A submillimetre survey of the kinematics of the Perseus molecular cloud - III. Clump kinematics

Emily I. Curtis, John S. Richer

Published 2010-07-26Version 1

We explore the kinematics of continuum clumps in the Perseus molecular cloud, derived from C18O J=3-2 data. Two populations are examined, identified using the automated algorithms CLFIND and GAUSSCLUMPS on existing SCUBA data. The clumps have supersonic linewidths with distributions which suggest the C18O line probes a lower-density 'envelope' rather than a dense inner core. Similar linewidth distributions for protostellar and starless clumps implies protostars do not have a significant impact on their immediate environment. The proximity to an active young stellar cluster seems to affect the linewidths: those in NGC1333 are greater than elsewhere. In IC348 the proximity to the old IR cluster has little influence, with the linewidths being the smallest of all. A virial analysis suggests that the clumps are bound and close to equipartition.
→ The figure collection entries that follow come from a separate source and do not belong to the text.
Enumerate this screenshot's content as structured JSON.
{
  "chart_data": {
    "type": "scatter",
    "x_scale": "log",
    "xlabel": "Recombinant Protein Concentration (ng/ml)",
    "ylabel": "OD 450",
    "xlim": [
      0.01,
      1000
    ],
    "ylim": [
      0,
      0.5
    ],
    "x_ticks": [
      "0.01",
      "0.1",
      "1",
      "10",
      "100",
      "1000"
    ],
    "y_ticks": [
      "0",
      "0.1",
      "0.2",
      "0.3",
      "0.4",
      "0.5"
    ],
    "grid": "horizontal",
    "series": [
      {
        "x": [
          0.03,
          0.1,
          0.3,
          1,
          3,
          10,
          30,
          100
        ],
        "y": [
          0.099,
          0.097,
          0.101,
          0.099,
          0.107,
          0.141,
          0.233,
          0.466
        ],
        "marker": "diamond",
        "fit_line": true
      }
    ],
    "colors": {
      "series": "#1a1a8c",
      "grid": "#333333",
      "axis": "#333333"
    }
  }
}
In particular, the starless clumps occupy the same parameter space as the protostars, suggesting they are true stellar precursors and will go on to form stars. We also search for ordered C18O velocity gradients across the face of each core, usually interpreted as rotation. We note a correlation between the directions of the identified gradients and outflows across protostars, indicating we may not have a purely rotational signature. The fitted gradients are larger than found in previous work, probably as a result of the higher resolution of our data and/or outflow contamination. These gradients, if interpreted solely in terms of rotation, suggest that rotation is not dynamically significant. Furthermore, derived specific angular momenta are smaller than observed in previous studies, centred around j~0.001 km/s pc, which indicates we have identified lower levels of rotation, or that the C18O J=3-2 line probes conditions significantly denser and/or colder than n~10^5 per cc and T~10 K.